Embraced By Darkness (Riley Jenson Guardian 5)
"You might."
"Excellent. Let's get down to coffee and cake then."
We did. And he did keep trying.
Rut he didn't get lucky.
Jared dropped the tour group back on the main island an hour later, and left me with a. promise to continue his seduction attempts during his lunch break. Grinning at his determination, I headed back to my little villa and rang my brother.
"Once again, she rings at an indecent hour," he said, by way of greeting.
I looked at my watch. "It's nearly lunchtime."
"Any hour before noon is an indecent hour after the night I've had."
"Self-inflicted pain garnishes no sympathy from me, bro."
"I'll remember that next time you want sympathy and coffee after a late night carousing."

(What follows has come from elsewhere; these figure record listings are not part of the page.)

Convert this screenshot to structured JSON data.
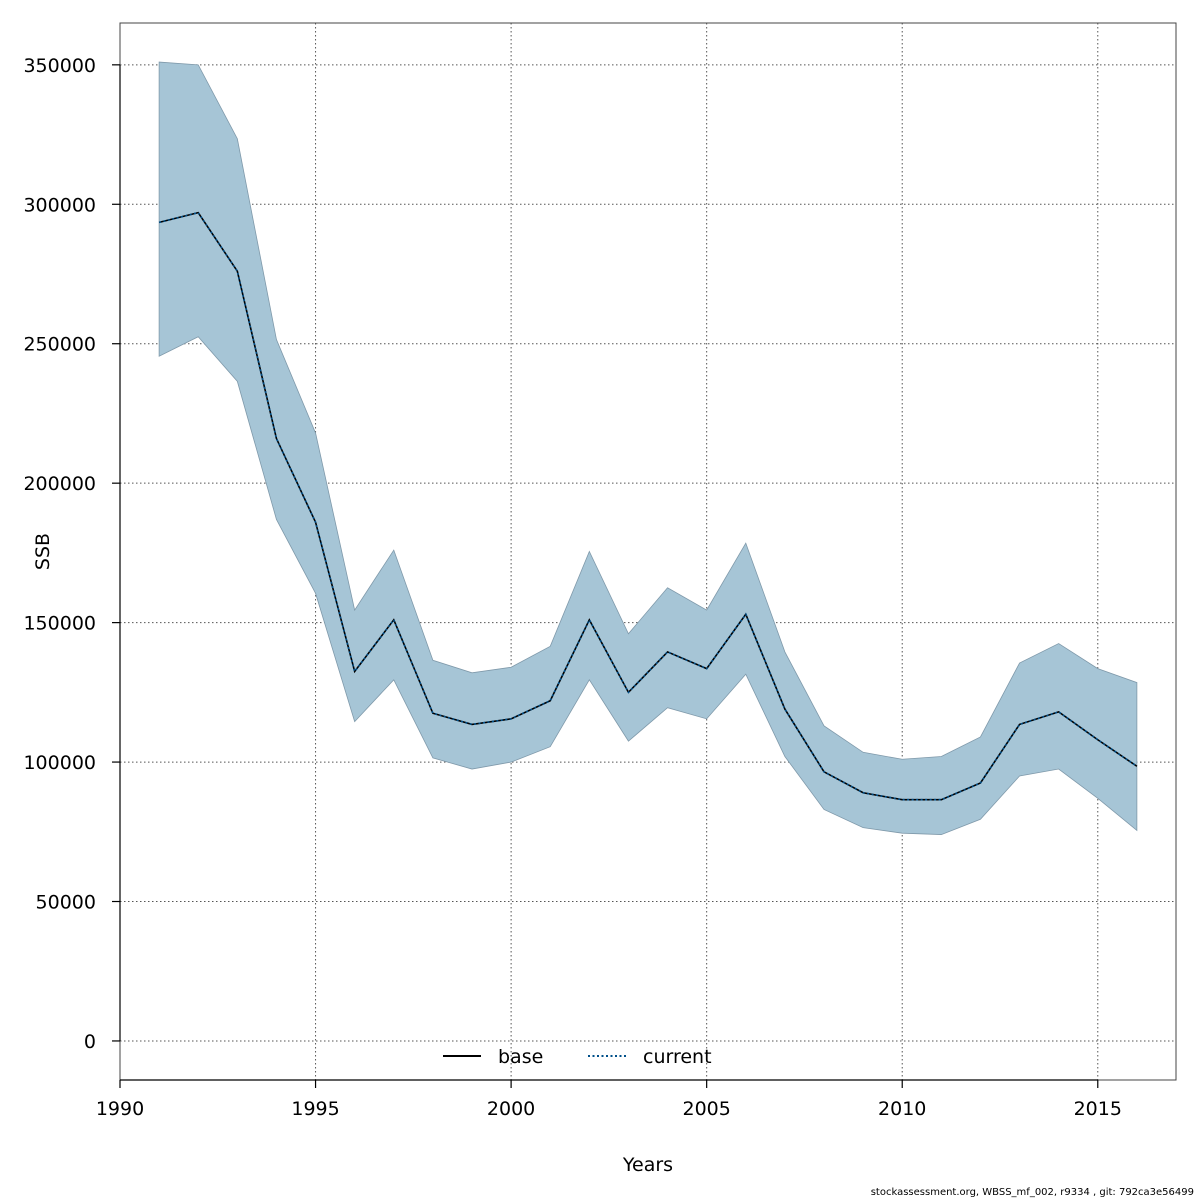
{
  "chart_data": {
    "type": "line",
    "xlabel": "Years",
    "ylabel": "SSB",
    "xlim": [
      1990,
      2017
    ],
    "ylim": [
      -14000,
      365000
    ],
    "x_ticks": [
      1990,
      1995,
      2000,
      2005,
      2010,
      2015
    ],
    "y_ticks": [
      0,
      50000,
      100000,
      150000,
      200000,
      250000,
      300000,
      350000
    ],
    "x_tick_labels": [
      "1990",
      "1995",
      "2000",
      "2005",
      "2010",
      "2015"
    ],
    "y_tick_labels": [
      "0",
      "50000",
      "100000",
      "150000",
      "200000",
      "250000",
      "300000",
      "350000"
    ],
    "grid": true,
    "legend_position": "bottom",
    "x": [
      1991,
      1992,
      1993,
      1994,
      1995,
      1996,
      1997,
      1998,
      1999,
      2000,
      2001,
      2002,
      2003,
      2004,
      2005,
      2006,
      2007,
      2008,
      2009,
      2010,
      2011,
      2012,
      2013,
      2014,
      2015,
      2016
    ],
    "series": [
      {
        "name": "base",
        "style": "solid",
        "color": "#000000",
        "values": [
          293500,
          297000,
          276000,
          216000,
          186000,
          132500,
          151000,
          117500,
          113500,
          115500,
          122000,
          151000,
          125000,
          139500,
          133500,
          153000,
          119000,
          96500,
          89000,
          86500,
          86500,
          92500,
          113500,
          118000,
          108000,
          98500
        ]
      },
      {
        "name": "current",
        "style": "dotted",
        "color": "#00508a",
        "values": [
          293500,
          297000,
          276000,
          216000,
          186000,
          132500,
          151000,
          117500,
          113500,
          115500,
          122000,
          151000,
          125000,
          139500,
          133500,
          153000,
          119000,
          96500,
          89000,
          86500,
          86500,
          92500,
          113500,
          118000,
          108000,
          98500
        ]
      }
    ],
    "confidence_band": {
      "color": "#a6c5d6",
      "upper": [
        351000,
        350000,
        323500,
        251500,
        218000,
        154500,
        176000,
        136500,
        132000,
        134000,
        141500,
        175500,
        146000,
        162500,
        154500,
        178500,
        139500,
        113000,
        103500,
        101000,
        102000,
        109000,
        135500,
        142500,
        133500,
        128500
      ],
      "lower": [
        245500,
        252500,
        236500,
        187000,
        160500,
        114500,
        129500,
        101500,
        97500,
        100000,
        105500,
        129500,
        107500,
        119500,
        115500,
        131500,
        102000,
        83000,
        76500,
        74500,
        74000,
        79500,
        95000,
        97500,
        87000,
        75500
      ]
    }
  },
  "footer": {
    "text": "stockassessment.org, WBSS_mf_002, r9334 , git: 792ca3e56499"
  }
}
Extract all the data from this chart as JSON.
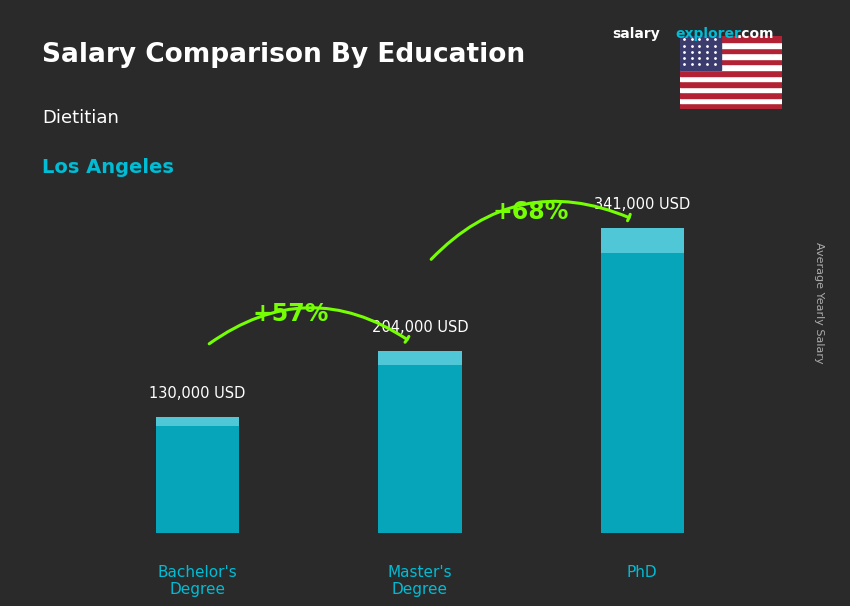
{
  "title_line1": "Salary Comparison By Education",
  "subtitle1": "Dietitian",
  "subtitle2": "Los Angeles",
  "ylabel": "Average Yearly Salary",
  "categories": [
    "Bachelor's\nDegree",
    "Master's\nDegree",
    "PhD"
  ],
  "values": [
    130000,
    204000,
    341000
  ],
  "value_labels": [
    "130,000 USD",
    "204,000 USD",
    "341,000 USD"
  ],
  "bar_color": "#00bcd4",
  "bar_color_top": "#80deea",
  "arrow_color": "#76ff03",
  "pct_labels": [
    "+57%",
    "+68%"
  ],
  "bg_color": "#2a2a2a",
  "title_color": "#ffffff",
  "subtitle1_color": "#ffffff",
  "subtitle2_color": "#00bcd4",
  "value_label_color": "#ffffff",
  "pct_color": "#76ff03",
  "xlabel_color": "#00bcd4",
  "site_color1": "#ffffff",
  "site_color2": "#00bcd4",
  "site_text1": "salary",
  "site_text2": "explorer",
  "site_text3": ".com",
  "ylim": [
    0,
    420000
  ]
}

I grinned. He'd feed me coffee no matter what, because he knew it was the only way to soothe the savage beast. Or at least shut her up. "You had a chance to look at the file yet?"
"No." He paused. "Why?"
"Because I've been asking around about Adrienne and the man she was supposedly seeing, and have hit an odd little wall." I told him about the two Jim Dentons. "It's rather odd to have two people with the same name, and yet no one seems to know or recognize the second man." No one except Jared, that was.
"You done a mind search?"
"Yeah, but without much luck. I found possible evidence of memory tampering on the older Jim, but I'm not yet skilled enough to undo the fudging."
"Memory tampering doesn't indicate foul play. It could just be a vampire not wanting her victim to remember their encounter."
Because drinking from unknowing or unwilling hosts was illegal in most states of Australia. Apparently Tasmania was a little more free and easy, allowing vamps to drink from whomever they pleased as long as they took minimum amounts. Which probably explained why human tourism to Tassie had fallen, and vamp tourism had increased.
"I couldn't see any evidence of bite marks."
"If it happened weeks ago, you wouldn't."
"Trust me, the fudging didn't feel like the work of a vamp."
"Then what did it feel like?"
"I don't know."
"Fat lot of good that'll do the investigation."
"This from the man lazing about in bed feeling sorry for himself." I paused, "Why isn't Liander there pampering you?"
"He had to go to work early. The apprentices are working on the goblin masks today, and he has to supervise."
Because they'd screwed up the goblin masks previously, no doubt. Those two weren't the sharpest pencils in the drawer from what I'd seen of them.
"So what are you going to do next?" he continued.
"I don't know. There's really nothing much more I can do here. I'll need to talk to the parents of the other victims and see if there's some other connector. There's something odd about it all."
"If you add, 'I feel it in my bones,' I'm going to come up there and hit you."
I grinned. "There's nothing wrong with that saying - aside from the fact you hate it."